Four days later, I delivered the State of the State speech to the legislature. I was able to compliment them despite the ways we’d often tortured each other during my first term. I didn’t even have to lie; all I had to do was contrast them with the politicians in Washington. “Last year the federal government was paralyzed by gridlock and games,” I said. “But you here in this chamber acted on infrastructure, the minimum wage, prescription drug costs, and the reduction of greenhouse gases in our atmosphere. What this said to the people is that we are not waiting for politics. We are not waiting for our problems to get worse. We are not waiting for the federal government. Because the future does not wait.”
Then I painted a vision for the state. “Not only can we lead California into the future, we can show the nation and the world how to get there. We can do this because we have the economic strength, the population, and the technological force of a nation-state. We are the modern equivalent of the ancient city-states of Athens and Sparta. California has the ideas of Athens and the power of Sparta.” And I laid out a half dozen ambitious ways for California to set national and international examples, from building classrooms to combating global warming.
The average politician doesn’t give a shit about Athens or Sparta, of course, or any kind of vision. But I’d just won an election, so for the moment, they had to listen to me. I was willing to bet that at least some would rise to the challenge of doing even more than we’d achieved in 2006.
Before I was off my crutches, my staff and I were back in high gear. Between the goals I’d laid out in my speeches and the budget initiatives that year, we launched the most ambitious reform agenda of any state administration in modern history: the most sweeping health care reform legislation in America; carrying out the most comprehensive climate change regulations in the country, including the world’s first low-carbon fuel standard; parole reform and new prison construction; and the massive, most controversial project in California’s legendary water wars: the canal to finish what Governor Pat Brown had started thirty years earlier.

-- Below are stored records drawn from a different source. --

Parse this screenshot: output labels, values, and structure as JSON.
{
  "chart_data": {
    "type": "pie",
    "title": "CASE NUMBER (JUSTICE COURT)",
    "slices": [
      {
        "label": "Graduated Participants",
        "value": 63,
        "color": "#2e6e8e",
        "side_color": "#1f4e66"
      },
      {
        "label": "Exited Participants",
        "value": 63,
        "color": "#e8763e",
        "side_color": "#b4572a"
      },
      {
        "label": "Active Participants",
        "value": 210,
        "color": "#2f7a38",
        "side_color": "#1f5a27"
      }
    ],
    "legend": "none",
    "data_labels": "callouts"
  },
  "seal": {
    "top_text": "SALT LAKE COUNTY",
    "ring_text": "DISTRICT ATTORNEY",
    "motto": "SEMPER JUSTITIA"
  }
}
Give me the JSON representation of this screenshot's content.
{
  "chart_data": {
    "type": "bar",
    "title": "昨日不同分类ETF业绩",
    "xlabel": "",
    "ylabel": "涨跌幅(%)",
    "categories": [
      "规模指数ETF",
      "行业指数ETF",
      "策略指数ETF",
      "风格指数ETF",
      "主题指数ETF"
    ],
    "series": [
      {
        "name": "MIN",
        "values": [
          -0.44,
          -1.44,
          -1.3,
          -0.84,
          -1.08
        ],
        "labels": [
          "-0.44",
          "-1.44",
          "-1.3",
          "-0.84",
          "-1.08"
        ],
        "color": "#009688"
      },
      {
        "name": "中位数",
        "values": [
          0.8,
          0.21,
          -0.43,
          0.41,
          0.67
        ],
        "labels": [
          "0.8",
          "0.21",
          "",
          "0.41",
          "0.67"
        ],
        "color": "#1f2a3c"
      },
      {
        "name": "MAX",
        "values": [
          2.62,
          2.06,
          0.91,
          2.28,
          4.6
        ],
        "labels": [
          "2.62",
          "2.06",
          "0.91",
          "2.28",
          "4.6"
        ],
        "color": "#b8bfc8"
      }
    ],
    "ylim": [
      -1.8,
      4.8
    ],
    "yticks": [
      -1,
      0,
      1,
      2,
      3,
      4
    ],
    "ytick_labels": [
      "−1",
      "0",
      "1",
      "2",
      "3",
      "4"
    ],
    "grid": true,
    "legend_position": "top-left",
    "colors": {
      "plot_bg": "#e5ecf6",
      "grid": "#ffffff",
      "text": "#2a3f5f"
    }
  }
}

We continued pushing budget reform and political reform: strengthening the rainy-day fund and banning fund-raising during the budget approval process. We launched the second attempt at a redistricting ballot measure aimed at forming an independent, nonpartisan committee. And I spent long hours trying to help ordinary people deal with extraordinary problems. We met for weeks with mortgage companies like Countrywide, GMAC, Litton, and HomEq to fast-track help to keep subprime borrowers who were underwater from losing their homes. We met with local law enforcement leaders in the Central Valley and the Salinas Valley to help them come up with a better approach to fight gang violence.